The Air Force brass, eager to please the boss, bought the 1,750-lb. English-manufactured Slingsby T-3 and made it mandatory for all cadets to fly the craft if they want to earn their wings. It is a tiny plane, half the length and one-tenth the weight of the F-16, the Air Force's smallest fighter. But its standard, 160-hp engine was not powerful enough to do spins and loops in the thin Rocky Mountain air over the mile-high academy. So a 7.7-liter, 260-hp engine was crammed into the 25-ft.-long plastic fuselage. With its enhanced power, the two-seat T-3 can fly 200 m.p.h. and make gut-wrenching turns in which the crew endures up to six times the force of gravity.

But the new T-3 spooked some instructors shortly after cadets started flying it in January 1995. At a meeting a week before the first crash, several grumbled that the T-3 lacked parachutes. "It's crazy that we don't fly with parachutes," said one of the instructors present, Captain Dan Fischer. "It's an FAA regulation if you do acrobatics." Air Force superiors said the service didn't have to obey Federal Aviation Administration rules even though the T-3, unlike most Air Force planes, is registered with the FAA. Back at his apartment, Fischer was blunter. "Someone's going to die before they get rid of these spins," he told his roommate, also a T-3 pilot. "And it's not going to be me."
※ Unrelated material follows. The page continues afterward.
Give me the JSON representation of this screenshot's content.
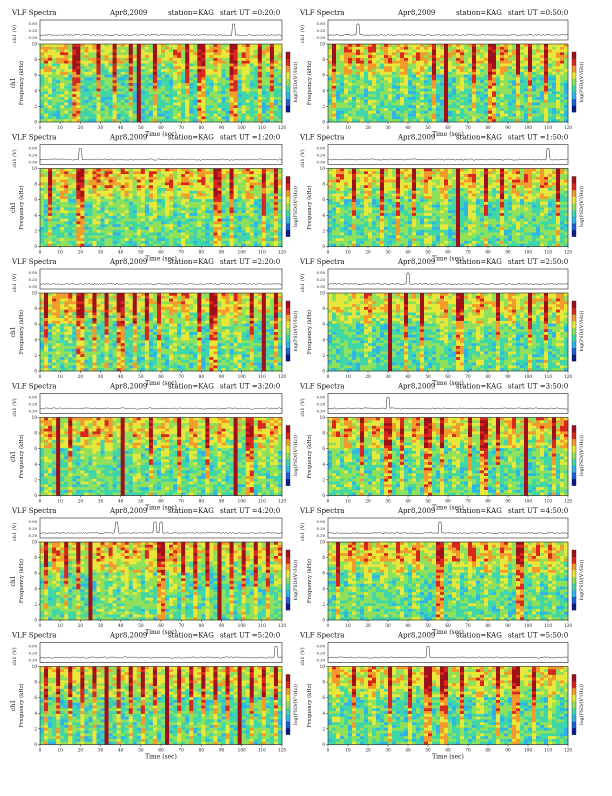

His foresight didn't save him. On Feb. 22, 1995, Fischer, 29, and Cadet Mark Dostal, 20, were killed when their T-3 corkscrewed into the ground about 50 miles east of the academy. Dostal, of Moraga, Calif., was a junior at the academy, where he had racked up scholastic and athletic honors. "Mark wanted to fly from the time he was a little boy," says his mother Shirley. "He thought his best chance to fly was to go to the academy." He had spent 11 hours learning to fly the T-3.

The Air Force investigation concluded that Dostal put the plane into a spin and that Fischer fumbled the recovery because the Air Force had not adequately trained him. The crash report said the engine was running while the plane plunged a mile in 30 sec., in 17 ever tightening spirals, into a snow-covered pasture. Yet witnesses told investigators the plane was silent as it came down. The Air Force grounded the T-3s for a week. And when they resumed flying, spins were banned.